Earlier this week, it seemed to me that the hawks were circling in the skies, once again singing their long-silent songs of war.
The first bird of prey I watched take flight was General Sir Patrick Sanders, Chief of Staff of the British Army, when he suggested that the UK should ‘train and equip’ a ‘citizen army’.
Apparently, according to military kingpin, if the UK happened to find itself looking across the English channel at an advancing Russian army, the whole population would be as well leaping off their nearest pier and swimming for the United States.
Unsurprisingly, before the highest ranking official in the British Army even got around to uttering the dreaded ‘C word’, Rishi spied the impending PR disaster and was already doing some serious Flintstone-style backpedaling.
“The British military has a proud position of being a voluntary force. As I say, there’s no plan for conscription,” said a Number 10 spokesman in a statement.
“I think these kinds of hypothetical scenarios, talking about a conflict, are not helpful and I don’t think it’s right to engage with them.”
After making him type this last line, one can only assume that Rishi then forced the same dogsbody to lift the Downing Street phone, politely ask to be put through to Ben, before yelling into the speaker in his broadest Geordie accent, “You were born in Carlisle, made in the Royal Navy… AND YOU ARE GONNA DIE WHEREVER YOU ARE THE NEXT TIME I SEE YA!”
Or, perhaps, rather than delivering a death threat to the fictional character at the heart of that ludicrous advert, they just sacked whatever well-paid propagandist came up with the recruitment campaign in the first place. Anyway, as much as I like to mock Rishi, I was quietly happy when he contradicted General Sanders, reaffirming my gut reaction that the prospect of war with Russia was not something to be taken seriously.
However, just when it began to look like the whole thing had blown over, a few other influential military men came out and sided with the general.
The first was Britain’s former top NATO commander, General Sir Richard Sherriff.
“It could be time to think the unthinkable and look carefully at conscription”, he told Sky News.
Still, I was able to shrug it off and tell myself that it is in the nature of people who reach these positions to fanaticise about a war-torn future and worry about worst-case outcomes.
Then, on Sunday, former British Army Colonel and Ulster Unionist Party candidate, Tim Collins, threw his twopence into the mix.
“The recruiting system that the armed forces has failed miserably,” he told Trevor Phillips.

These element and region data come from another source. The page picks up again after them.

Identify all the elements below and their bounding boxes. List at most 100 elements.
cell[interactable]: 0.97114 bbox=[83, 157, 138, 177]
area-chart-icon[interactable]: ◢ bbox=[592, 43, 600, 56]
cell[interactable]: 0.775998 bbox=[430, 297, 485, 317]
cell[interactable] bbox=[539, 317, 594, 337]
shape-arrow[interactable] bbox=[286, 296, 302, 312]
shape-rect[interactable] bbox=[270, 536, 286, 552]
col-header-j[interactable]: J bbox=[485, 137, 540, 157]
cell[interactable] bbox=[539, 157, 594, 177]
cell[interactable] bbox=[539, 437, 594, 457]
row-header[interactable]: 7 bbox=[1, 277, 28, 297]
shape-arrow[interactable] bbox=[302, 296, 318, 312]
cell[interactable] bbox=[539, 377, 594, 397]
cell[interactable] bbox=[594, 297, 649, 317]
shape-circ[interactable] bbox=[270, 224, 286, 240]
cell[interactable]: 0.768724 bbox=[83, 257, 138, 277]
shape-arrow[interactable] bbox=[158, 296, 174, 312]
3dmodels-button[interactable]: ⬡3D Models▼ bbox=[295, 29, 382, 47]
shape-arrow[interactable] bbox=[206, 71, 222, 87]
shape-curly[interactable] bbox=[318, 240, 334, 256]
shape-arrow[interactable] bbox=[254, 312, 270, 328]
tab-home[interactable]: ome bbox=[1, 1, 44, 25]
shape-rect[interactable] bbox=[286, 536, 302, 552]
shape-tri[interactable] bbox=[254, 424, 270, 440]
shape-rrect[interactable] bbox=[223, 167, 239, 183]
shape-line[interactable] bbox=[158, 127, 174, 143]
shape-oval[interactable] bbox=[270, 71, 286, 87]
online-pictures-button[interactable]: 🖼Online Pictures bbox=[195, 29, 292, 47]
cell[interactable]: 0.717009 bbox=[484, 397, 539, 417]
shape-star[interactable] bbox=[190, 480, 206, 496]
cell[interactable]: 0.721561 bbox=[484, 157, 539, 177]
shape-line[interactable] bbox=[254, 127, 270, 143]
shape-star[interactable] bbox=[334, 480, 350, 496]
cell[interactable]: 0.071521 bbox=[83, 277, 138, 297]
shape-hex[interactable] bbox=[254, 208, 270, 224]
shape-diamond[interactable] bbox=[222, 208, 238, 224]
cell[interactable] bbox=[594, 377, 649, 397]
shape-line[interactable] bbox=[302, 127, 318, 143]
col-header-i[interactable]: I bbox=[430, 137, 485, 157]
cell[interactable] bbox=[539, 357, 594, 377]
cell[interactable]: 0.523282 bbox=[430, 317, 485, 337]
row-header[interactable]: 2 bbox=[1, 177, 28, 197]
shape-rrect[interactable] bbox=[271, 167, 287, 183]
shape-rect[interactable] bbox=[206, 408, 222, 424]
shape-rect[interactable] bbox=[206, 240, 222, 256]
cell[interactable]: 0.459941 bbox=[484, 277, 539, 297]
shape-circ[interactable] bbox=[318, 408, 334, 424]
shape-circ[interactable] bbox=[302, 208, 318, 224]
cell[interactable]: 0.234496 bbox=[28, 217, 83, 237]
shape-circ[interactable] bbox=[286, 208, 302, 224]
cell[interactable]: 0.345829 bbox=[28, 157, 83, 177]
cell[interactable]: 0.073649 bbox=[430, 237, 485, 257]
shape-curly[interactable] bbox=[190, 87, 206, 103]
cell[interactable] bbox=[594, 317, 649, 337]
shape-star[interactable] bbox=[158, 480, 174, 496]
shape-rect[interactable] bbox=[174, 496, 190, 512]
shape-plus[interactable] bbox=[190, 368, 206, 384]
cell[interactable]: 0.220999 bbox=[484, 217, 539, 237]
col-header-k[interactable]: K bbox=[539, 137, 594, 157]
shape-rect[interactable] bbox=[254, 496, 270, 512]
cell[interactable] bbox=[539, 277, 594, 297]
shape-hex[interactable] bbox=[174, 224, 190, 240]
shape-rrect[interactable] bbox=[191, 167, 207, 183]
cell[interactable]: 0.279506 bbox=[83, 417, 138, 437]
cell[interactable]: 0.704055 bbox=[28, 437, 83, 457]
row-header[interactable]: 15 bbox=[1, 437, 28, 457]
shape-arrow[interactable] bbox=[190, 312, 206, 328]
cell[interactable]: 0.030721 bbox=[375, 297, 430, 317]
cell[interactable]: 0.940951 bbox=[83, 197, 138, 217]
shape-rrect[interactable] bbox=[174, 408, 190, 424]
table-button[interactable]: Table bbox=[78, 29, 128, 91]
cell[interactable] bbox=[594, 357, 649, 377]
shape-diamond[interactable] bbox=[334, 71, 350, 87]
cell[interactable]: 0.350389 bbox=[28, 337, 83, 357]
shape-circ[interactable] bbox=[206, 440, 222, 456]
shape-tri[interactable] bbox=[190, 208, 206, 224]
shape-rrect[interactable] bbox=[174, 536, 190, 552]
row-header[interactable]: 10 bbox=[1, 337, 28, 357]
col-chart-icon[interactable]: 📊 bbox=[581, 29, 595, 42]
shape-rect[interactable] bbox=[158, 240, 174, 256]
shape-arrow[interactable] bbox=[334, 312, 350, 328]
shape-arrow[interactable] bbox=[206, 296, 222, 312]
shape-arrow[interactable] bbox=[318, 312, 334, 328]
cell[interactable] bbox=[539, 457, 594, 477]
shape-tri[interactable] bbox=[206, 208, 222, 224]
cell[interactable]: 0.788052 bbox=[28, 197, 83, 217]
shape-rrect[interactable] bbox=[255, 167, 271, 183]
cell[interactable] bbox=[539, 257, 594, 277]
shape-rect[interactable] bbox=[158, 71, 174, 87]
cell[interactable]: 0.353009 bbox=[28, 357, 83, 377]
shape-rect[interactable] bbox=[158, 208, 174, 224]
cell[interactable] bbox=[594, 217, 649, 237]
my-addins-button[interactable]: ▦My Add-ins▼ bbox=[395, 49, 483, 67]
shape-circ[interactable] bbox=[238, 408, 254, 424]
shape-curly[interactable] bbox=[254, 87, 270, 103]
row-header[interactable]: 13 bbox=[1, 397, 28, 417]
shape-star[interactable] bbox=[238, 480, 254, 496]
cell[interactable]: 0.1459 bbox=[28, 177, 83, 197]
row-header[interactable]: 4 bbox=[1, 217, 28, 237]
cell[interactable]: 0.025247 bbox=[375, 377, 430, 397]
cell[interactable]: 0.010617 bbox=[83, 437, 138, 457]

“I think what we have to do is to wake up and realise that… Ukrainians are fighting for their liberty through the illegal invasion from Russia and if they do not win that, we are next.
“We are not sufficiently supporting the Ukrainians towards the victory that is essential to us as well as them.”
While I initially found it almost comically easy to discount General Sanders’ call for conscription as nothing more than the ramblings of one whacky general – hyperbolic sentiments based on a hypothetical scenario – I soon found myself less able to take it so lightly.
For those who have never known international war of this kind, it is almost impossible to imagine.
How would the world feel before the war began?
Would the ground shake beneath your feet, like before a volcanic eruption? Would birds feel it coming in the air and in flocks fly away? Or would it arrive without warning, like a fork of lightning from a cloudless sky?
Prolonged periods of peace seem invincible and eternal, but every land that finds itself at war had once felt the same.
I am far from sold on the idea of conscription, but the conversation this week has definitely made me think about the illusion of everlasting peace, and complacency that all too easily comes with it.